What Makes God, God? His Word
At the heart of humanity lies the desire to know and to be known. Human beings have always striven to increase knowledge, grow awareness, and improve technology. Expanded knowledge comes through experience. Developing awareness manifests from within self. But improved technology represents the application of that knowledge and self-awareness.
The Tower of Babel and the Human Condition
Consider the Tower of Babel as an example. The story of this audacious, man-made initiative is buried between the storyline of Noah and the infamous account of Abraham's faith journey. In Genesis 11:3 we read, "They said to each other, “Come, let’s make bricks and bake them thoroughly.” They used brick instead of stone, and tar for mortar." One commentator observed that this feat represented a vast amount of applied knowledge to the fields of architecture and construction. "It marks a great progress in the arts of civilization that these nomads had learned that clay when burnt becomes insoluble; and their buildings with “slime,” or native pitch, for cement would be virtually indestructible" (Elliot's Commentary for English Readers).
The Genesis text turns to an apparent smaller sample of people from within the wider global community, who applied their emerging knowledge to new architectural technology, attempting to rival the unique character of God (Genesis 11:6). Their attempt at building a city with a tower that probed the outer limits of the heavens was apparently motivated by an internal drive to make a name for themselves (11:4). That is where awareness enters into this analysis of humanity's drive to know and be known. Though we are not told the underlining issue that prompted the original plan, we can assume that their desire to be known by their name precipitated the design for this monument to immortality.
Was their original motivation as pure as wanting to preserve a legacy for their descendants? General opinion questions that idea. Albert Barnes described the real issue at the heart of this architectural feat. "This is the language of pride in man, who wishes to know nothing above himself, and to rise beyond the reach of an over-ruling Providence." Sure enough, this Genesis text could lead a reader of this story to just such a conclusion.
Then again, the wider context of the Bible and our human condition also corroborate this interpretation (i.e. Proverbs 8:13; 16:18; Jeremiah 48:29, etc.). Even though humanity has always endeavored to know and be known, like floundering in a pitch-dark room we blindly navigate our world with limited knowledge, inadequate self-awareness, and a deluded use of technology.
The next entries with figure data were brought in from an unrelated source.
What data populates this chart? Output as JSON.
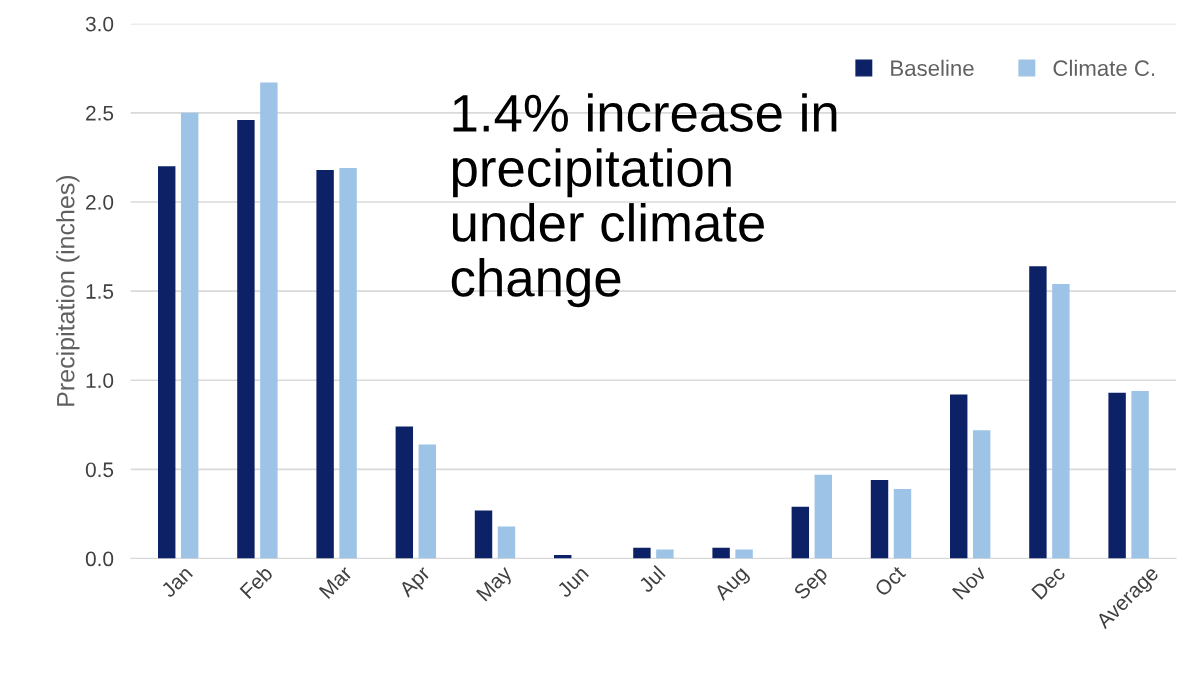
{
  "chart_data": {
    "type": "bar",
    "ylabel": "Precipitation (inches)",
    "categories": [
      "Jan",
      "Feb",
      "Mar",
      "Apr",
      "May",
      "Jun",
      "Jul",
      "Aug",
      "Sep",
      "Oct",
      "Nov",
      "Dec",
      "Average"
    ],
    "series": [
      {
        "name": "Baseline",
        "color": "#0d2266",
        "values": [
          2.2,
          2.46,
          2.18,
          0.74,
          0.27,
          0.02,
          0.06,
          0.06,
          0.29,
          0.44,
          0.92,
          1.64,
          0.93
        ]
      },
      {
        "name": "Climate C.",
        "color": "#9dc3e6",
        "values": [
          2.5,
          2.67,
          2.19,
          0.64,
          0.18,
          null,
          0.05,
          0.05,
          0.47,
          0.39,
          0.72,
          1.54,
          0.94
        ]
      }
    ],
    "ylim": [
      0,
      3
    ],
    "yticks": [
      {
        "value": 0,
        "label": "0.0"
      },
      {
        "value": 0.5,
        "label": "0.5"
      },
      {
        "value": 1,
        "label": "1.0"
      },
      {
        "value": 1.5,
        "label": "1.5"
      },
      {
        "value": 2,
        "label": "2.0"
      },
      {
        "value": 2.5,
        "label": "2.5"
      },
      {
        "value": 3,
        "label": "3.0"
      }
    ],
    "grid": "y",
    "legend": "top right",
    "annotations": [
      "1.4% increase in\nprecipitation\nunder climate\nchange"
    ]
  }
}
If you question that premise, there are at least three current examples that illustrate this last claim. Though we have progressed immensely in medical technology, our inadequate baseline of knowledge prompts even more research to expand our limited understanding. It's as if we continually learn how much we don't know. Additionally, the explosive sales of self-help books highlight our preoccupation with fixing ourselves. A few years ago over $18.6 million dollars was spent on self-improvement books and apps presumably to guide us to that esoteric sense of self (Darko Jacimovic, 2020). Finally, if you question our misplaced use of technology, just look at our dysfunctional practices on the internet to satisfy our superficial cravings, ranging from revenge tweets on X to widespread pornographic addictions.
Our key verse assumes the plight of our human condition. We search because we're lost. We long to know because we don't. We desire to be known because we feel insignificant. We grope through life because we can't see past the present moment. Guilt from the past blurs our sight. Fear of an unknown future exposes our ignorance.